In July 2021, FSMB issued this statement warning that physicians “who generate and spread COVID-19 vaccine misinformation or disinformation are risking disciplinary action by state medical boards, including the suspension or revocation of their medical license.”

Medical boards such as the American Medical Association (AMA) and the American Pharmacists Association followed suit.

“All of these organizations have presidents who earn about a million dollars, so they are what I call bloated nonprofits,” Nass said. “None of them had authority to threaten doctors’ licenses or their specialty certifications.”

After the non-profit organizations applied pressure, 15 of the 70 U.S. state medical boards began investigating their local doctors, Nass said.

The Misinformation Inquisition

In September 2021, the Tennessee Board of Medical Examiners adopted FSMB’s statement.

After one board member asked who will determine what constitutes misinformation, a staff member referred to an investigative process that would require the doctor to show proof from “recognized” academic and medical journals that support the doctor’s opinion.

Later, Tennessee state Rep. John Ragan said the board didn’t have the authority to create a new disciplinary offense without lawmakers’ approval.

The board pulled the statement from their website, but the question remained as to whether the board would continue to investigate and charge physicians because some have argued that there isn’t a precedent for the board upholding a policy that was not published on its website.

Ragan, a Republican who is chairman of the Government Operations Committee, the oversight committee for the board, told The Epoch Times that the adopted policy moved out of “the guardrails of the law” and gives the board arbitrary judgment on what misinformation is.

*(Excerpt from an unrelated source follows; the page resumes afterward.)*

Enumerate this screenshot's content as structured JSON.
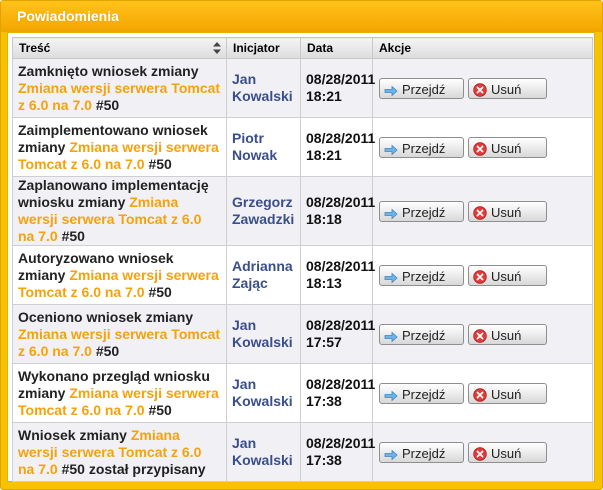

“I explained that if they are going to have a policy on this sometime in the future, they need to define what misinformation and disinformation are because otherwise what you have is the Inquisition,” Ragan said.  “It then becomes a situation of, ‘Heresy is what I say it is, and I’ll know it when I see it kind of thing.’”

In October, the Tennessee legislature passed a bill that emphasized the legislature’s role in drafting laws that establish disciplinary offenses regarding dispensing and prescribing medication for COVID-19.

‘They Have Invented a Law That They Refuse to Define’

While some lawmakers argued that legislators aren’t elected to oversee medically educated boards, Nass argued that the board members and staff are working for the state to assure the safe practice of medicine.

“Their role is to carry out the law, not invent new laws, which is the role of the legislature,” Nass said. “Not only that, they have invented a law that they refuse to define. None of the organizations, like the FSMB or AMA, or state agencies that have threatened or suspended doctors’ licenses, has had the courage to put into writing how they define misinformation and disinformation.”

Nass asked, “Do you want to live in a state that says the law is what we think it is, but we’re not putting it in black and white?”